Yahoo Summer School on IR - 2011

Last week, Yahoo Research organized a summer school on IR at IISC, Bangalore campus. This is the first time I visited IISC, the campus is lush green all around and add to it the nice weather.

Most of the sessions on classical IR were fairly detailed(but fast paced). A lot of the discussion assumed upfront knowledge of basic probability theory and linear algebra, which is kind of ok if you are attending a session on any advanced computer science material.

I could easily comprehend the sessions on Introduction to IR, IR Models(Boolean Retrieval, Vector space model, BIRM & BM25, IR based on language model), IR system quality evaluation and also how to create test collections, index creation with a bit of index compression techniques. Along the way, I followed the first half(up to chapter - 12, Language models for IR) of IIR book which covers more or less the same material covered in the mentioned sessions.
Then the sessions on web retrieval did a good job of describing the challenges faced in the web retrieval. It covered a very high level shape of web graph, architecture of web IR and crawlers. This also gave details about how pagerank is typically calculated from the web graph.

Then there were sessions on multimedia retrieval and learning to rank which tried to cover too much ground and I could only get a very high level outline of the area.

Overall it was a good effort and provided a very good introduction to the field of IR. I wish they had covered more on dynamic indexing as in the real world documents get added, deleted and modified every moment.

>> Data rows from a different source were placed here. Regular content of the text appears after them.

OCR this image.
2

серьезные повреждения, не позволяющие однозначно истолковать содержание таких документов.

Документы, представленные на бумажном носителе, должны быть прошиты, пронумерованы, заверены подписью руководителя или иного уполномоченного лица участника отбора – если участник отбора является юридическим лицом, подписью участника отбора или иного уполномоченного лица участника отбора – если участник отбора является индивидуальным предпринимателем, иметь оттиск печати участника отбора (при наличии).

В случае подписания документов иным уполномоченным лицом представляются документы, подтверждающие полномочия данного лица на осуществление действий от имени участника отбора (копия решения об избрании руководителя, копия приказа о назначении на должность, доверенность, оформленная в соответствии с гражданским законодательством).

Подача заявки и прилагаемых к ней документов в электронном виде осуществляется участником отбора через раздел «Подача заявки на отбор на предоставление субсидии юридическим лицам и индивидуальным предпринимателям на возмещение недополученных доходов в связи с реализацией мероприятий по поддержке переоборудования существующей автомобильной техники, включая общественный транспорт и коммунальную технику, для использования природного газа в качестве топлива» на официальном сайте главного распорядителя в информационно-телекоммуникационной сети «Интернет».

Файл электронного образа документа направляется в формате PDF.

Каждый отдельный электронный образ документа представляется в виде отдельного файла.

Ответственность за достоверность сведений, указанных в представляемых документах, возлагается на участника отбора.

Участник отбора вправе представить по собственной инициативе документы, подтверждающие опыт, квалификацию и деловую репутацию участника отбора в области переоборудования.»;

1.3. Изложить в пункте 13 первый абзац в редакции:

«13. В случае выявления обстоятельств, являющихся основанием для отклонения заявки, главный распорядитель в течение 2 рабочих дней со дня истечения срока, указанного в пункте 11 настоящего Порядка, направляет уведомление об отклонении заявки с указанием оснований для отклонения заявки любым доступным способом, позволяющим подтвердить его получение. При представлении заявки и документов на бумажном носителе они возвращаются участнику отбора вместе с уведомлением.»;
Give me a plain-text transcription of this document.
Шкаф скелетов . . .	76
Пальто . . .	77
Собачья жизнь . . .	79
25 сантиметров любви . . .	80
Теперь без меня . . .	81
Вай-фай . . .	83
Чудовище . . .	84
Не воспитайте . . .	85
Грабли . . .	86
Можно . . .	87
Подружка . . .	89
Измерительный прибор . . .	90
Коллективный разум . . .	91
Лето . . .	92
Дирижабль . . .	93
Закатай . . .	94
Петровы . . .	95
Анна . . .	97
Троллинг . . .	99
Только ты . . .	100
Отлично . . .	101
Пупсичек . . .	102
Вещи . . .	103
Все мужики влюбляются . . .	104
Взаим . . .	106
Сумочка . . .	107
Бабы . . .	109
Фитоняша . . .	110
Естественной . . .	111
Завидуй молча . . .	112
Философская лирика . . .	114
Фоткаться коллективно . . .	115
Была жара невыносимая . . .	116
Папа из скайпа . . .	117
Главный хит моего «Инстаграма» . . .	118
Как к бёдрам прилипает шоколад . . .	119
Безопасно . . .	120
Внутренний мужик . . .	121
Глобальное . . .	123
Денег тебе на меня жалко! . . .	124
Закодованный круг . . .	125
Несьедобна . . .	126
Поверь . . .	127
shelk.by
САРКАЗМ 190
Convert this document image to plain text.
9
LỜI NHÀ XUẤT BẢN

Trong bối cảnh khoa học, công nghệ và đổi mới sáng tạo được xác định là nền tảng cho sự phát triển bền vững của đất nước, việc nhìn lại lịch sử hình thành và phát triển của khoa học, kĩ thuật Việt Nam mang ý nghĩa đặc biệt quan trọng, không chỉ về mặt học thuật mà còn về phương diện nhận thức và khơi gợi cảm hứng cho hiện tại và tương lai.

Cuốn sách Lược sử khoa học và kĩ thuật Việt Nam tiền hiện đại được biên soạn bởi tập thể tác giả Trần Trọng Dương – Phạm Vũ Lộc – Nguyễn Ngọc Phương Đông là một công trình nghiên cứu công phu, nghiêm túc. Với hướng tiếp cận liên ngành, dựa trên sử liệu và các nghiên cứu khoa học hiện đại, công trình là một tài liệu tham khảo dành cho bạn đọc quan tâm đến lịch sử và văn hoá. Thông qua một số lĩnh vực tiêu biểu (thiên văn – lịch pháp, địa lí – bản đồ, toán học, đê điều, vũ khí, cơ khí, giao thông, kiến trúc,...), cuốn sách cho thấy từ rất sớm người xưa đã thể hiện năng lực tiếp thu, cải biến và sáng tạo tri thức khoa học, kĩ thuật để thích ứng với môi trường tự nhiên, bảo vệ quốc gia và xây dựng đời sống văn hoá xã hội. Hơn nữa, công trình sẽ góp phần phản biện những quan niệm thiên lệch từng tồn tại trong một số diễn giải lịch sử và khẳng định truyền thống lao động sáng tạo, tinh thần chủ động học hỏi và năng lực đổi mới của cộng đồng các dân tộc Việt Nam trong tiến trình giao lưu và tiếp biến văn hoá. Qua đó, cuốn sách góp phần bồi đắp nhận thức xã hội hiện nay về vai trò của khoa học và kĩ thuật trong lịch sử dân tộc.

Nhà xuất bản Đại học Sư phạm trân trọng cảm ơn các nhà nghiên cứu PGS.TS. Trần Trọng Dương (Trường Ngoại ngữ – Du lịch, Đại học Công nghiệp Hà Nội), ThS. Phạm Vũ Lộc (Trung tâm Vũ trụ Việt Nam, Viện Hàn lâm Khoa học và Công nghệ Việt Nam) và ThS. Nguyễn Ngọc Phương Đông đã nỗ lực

And, Yahoo research definitely deserves much appreciation for organizing this summer school.

References:
Most of the slides from sessions are available with Yahoo labs.
Modern Information Retrieval is written by one of the presenters in the summer school. It was cited multiple times and sessions on web retrieval are directly from the book chapters.
Introduction to Information Retrieval is another well known book by the author of famous Foundations of statistical natural language processing.